In Solomon Gordon haben die Filmemacher jedoch einen Jim Knopf gefunden, der keine Zweifel an der Richtigkeit der Besetzung aufkommen lässt. Zum Zeitpunkt des Drehs war Gordon gerade einmal elf Jahre alt, verkörpert die Abenteuerlust und Unbekümmertheit der Buchvorlage jedoch perfekt und überzeugt darüber hinaus durch sein Spiel. Wie die restlichen Kinder des Casts wurde er in England entdeckt. Dort werden Schauspieler traditionell früher ausgebildet. Das führte zwar dazu, dass die Kinder in der deutschen Version synchronisiert werden mussten. Allerdings muss man schon sehr genau hinsehen und vor allem hinhören, um die Synchronisierung im Film zu erkennen.

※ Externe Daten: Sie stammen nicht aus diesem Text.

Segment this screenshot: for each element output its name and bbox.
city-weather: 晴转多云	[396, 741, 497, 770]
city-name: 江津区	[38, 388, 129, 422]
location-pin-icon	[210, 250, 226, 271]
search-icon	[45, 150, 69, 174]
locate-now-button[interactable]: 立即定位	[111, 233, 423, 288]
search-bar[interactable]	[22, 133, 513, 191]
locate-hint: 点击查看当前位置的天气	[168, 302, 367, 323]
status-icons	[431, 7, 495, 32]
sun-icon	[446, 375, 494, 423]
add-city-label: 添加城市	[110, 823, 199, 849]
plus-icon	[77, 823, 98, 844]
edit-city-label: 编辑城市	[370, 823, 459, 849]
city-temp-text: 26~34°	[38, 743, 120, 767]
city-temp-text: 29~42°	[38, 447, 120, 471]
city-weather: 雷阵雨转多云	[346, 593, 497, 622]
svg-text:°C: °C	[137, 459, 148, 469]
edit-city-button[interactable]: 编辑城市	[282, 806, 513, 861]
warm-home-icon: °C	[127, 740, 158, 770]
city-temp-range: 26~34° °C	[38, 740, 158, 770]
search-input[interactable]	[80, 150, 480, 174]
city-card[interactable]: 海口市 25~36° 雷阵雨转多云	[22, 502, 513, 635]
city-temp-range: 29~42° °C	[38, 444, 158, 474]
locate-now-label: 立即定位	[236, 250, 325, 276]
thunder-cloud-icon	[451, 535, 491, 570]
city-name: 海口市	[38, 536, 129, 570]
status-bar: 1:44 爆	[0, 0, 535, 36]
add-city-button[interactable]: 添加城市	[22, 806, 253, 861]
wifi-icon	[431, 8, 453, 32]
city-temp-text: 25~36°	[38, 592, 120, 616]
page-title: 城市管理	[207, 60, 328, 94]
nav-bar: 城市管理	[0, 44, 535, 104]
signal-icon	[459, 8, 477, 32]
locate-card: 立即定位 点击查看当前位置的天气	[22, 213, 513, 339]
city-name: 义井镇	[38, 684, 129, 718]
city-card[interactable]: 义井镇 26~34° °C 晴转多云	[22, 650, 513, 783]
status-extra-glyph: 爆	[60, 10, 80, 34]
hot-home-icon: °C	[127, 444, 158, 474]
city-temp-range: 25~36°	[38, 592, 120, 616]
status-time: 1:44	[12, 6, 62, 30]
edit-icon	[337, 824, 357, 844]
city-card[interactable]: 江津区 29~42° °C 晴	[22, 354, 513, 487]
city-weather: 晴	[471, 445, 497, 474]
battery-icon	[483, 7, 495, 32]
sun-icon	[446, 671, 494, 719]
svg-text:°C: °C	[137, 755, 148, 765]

Darüber hinaus wartet der Film ausschließlich mit deutschen Schauspielern auf. Henning Baum spielt mit schwarz gefärbtem Bart und Dauerwelle den nun eher muskulösen als dicklichen Lukas. Annette Frier, Christoph Maria Herbst und Uwe Ochsenknecht spielen die liebenswürdigen und schrulligen Bewohner von Lummerland Frau Waas, Herr Ärmel und König Alfons.

Diese bewegen sich durch einen Film, der das Produkt von Studiobauten in Kombination mit visuellen Effekten ist. Sieht man beispielsweise Lummerland aus der Ferne, kann man die Fortschritte der digitalen Technik im Film bewundern. Die Wohnhäuser, das Geschäft von Frau Waas, das Schloss oder Emmas Eisenbahnnetz bestehen jedoch aus liebevoll ausgestalteten Kulissen, die in den Bavaria und Babelsberger Filmstudios geschaffen wurden. Einige der surrealistischen Gedankenbauten Endes wie der Tausend-Wunder-Wald oder die Drachenstadt Kummerland machen deutlich, was man mit 8,5 Millionen Euro machen kann, wenn es um die Herstellung von Bildern sagenhafter Länder gehen soll. Man hätte befürchten können, dass solche Fantastereien auf Kosten der Geschichte gehen. Doch dergleichen geschieht hier nicht: Sie erweitern das Register einer längst klassisch gewordenen Fabel.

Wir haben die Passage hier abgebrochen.